Ausgabe Februar 2021

Bergkarabach: Die Neuordnung des Kaukasus

Ein Mann geht an einem Haus vorbei, das bei Zusammenstößen im Bezirk Tartar an der Grenze zur Region Berg-Karabach beschädigt wurde, 29.9.2020

Bild: IMAGO / Xinhua

Zwei Monate lag der Beginn der Waffenruhe zwischen Armenien und Aserbaidschan zurück, da lud Russlands Präsident Wladimir Putin zu einem Treffen nach Moskau. Am 11. Januar begegneten sich dort erstmals wieder der armenische Premierminister Nikol Paschinjan und der aserbaidschanische Präsident Ilham Alijew wieder, nachdem sie sich zuletzt im Februar 2020 bei der Münchner Sicherheitskonferenz öffentlich einen Schlagabtausch geliefert hatten. Beide wiederholten dort die bekannten, sich widersprechenden historischen Narrative, wonach das umstrittene Gebiet Bergkarabach Bestandteil der jeweils eigenen Nationalgeschichte sei. Schon damals zeichnete sich ab, dass die Konfliktparteien auf einen Krieg zusteuerten. Dieser brach am 27. September tatsächlich aus und währte 44 Tage, mehr als 5000 Menschen verloren dabei ihr Leben.[1] An der eisigen Stimmung zwischen Paschinjan und Alijew hat sich nach dem Waffenstillstand nichts geändert, sie prägte auch das Treffen mit Putin in Moskau.

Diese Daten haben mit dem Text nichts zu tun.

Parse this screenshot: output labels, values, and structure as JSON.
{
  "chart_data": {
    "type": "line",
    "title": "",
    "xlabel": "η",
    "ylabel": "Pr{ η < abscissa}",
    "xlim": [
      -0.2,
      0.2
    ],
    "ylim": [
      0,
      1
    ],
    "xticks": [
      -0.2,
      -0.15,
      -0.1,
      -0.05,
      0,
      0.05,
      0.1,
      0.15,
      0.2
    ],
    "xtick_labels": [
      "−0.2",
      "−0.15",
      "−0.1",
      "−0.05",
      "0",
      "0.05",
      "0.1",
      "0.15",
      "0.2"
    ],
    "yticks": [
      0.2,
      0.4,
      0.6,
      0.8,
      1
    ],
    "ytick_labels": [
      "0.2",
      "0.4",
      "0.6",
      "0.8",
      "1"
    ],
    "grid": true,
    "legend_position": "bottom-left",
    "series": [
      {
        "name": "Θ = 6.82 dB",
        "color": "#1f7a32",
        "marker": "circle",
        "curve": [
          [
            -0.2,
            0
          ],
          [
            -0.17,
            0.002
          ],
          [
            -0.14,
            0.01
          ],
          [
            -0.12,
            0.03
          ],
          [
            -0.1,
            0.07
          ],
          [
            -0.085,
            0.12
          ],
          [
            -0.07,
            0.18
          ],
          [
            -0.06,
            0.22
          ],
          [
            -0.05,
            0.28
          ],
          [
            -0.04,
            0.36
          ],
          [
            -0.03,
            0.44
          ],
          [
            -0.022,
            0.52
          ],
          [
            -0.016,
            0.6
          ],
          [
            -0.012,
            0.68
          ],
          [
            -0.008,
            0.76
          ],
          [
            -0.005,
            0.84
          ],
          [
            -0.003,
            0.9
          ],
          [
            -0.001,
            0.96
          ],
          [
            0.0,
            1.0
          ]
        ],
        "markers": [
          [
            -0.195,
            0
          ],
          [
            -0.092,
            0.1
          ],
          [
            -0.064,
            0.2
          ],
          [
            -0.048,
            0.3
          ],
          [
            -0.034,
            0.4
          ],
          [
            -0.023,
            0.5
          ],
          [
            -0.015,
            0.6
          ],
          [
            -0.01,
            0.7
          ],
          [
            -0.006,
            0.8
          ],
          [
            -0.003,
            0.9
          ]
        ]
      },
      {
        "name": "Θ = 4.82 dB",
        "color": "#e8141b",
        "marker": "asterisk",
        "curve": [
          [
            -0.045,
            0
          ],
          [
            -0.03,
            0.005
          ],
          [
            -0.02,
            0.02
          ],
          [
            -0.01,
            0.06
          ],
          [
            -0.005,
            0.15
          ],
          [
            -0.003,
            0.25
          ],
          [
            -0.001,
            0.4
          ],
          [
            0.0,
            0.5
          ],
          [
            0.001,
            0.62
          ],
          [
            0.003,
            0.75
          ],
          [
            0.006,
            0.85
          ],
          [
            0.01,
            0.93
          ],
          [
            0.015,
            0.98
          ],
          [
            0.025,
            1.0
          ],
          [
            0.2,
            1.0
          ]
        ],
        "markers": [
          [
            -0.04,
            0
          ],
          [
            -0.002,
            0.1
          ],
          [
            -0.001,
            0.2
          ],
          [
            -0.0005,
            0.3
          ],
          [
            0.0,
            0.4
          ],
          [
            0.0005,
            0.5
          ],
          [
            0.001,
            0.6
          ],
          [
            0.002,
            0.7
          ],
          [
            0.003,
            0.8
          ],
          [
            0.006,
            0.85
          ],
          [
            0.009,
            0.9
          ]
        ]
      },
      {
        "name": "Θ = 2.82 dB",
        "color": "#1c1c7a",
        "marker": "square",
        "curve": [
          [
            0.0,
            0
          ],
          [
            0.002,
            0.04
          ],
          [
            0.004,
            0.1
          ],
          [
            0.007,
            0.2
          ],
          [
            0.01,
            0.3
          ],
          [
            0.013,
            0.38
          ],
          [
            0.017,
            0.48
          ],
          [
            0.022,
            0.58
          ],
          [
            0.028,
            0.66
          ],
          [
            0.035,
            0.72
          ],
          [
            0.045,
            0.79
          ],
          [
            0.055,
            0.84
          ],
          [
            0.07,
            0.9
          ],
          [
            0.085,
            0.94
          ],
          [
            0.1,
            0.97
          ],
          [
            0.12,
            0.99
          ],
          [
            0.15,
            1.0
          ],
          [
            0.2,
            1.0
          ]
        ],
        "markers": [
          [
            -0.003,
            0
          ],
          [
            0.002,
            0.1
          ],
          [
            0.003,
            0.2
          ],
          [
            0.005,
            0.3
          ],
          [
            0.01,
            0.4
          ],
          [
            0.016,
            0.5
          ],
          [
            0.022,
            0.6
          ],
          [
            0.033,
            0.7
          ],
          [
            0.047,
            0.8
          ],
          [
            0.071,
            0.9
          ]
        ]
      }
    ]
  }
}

Doch über alle Konfliktpunkte hinweg legten die drei Politiker nach ihrem Gespräch eine ambitionierte Erklärung[2] vor, die zu einer Neuordnung der Region führen kann – wenn sie ihre Interessen in Einklang bringen, gemeinsam mit der Türkei als weiterer Regionalmacht im Südkaukasus. Es handelt sich um die Wiederbelebung der Wirtschafts- und Verkehrsrouten, die seit dem ersten Krieg um Bergkarabach zu Beginn der 1990er Jahre blockiert sind.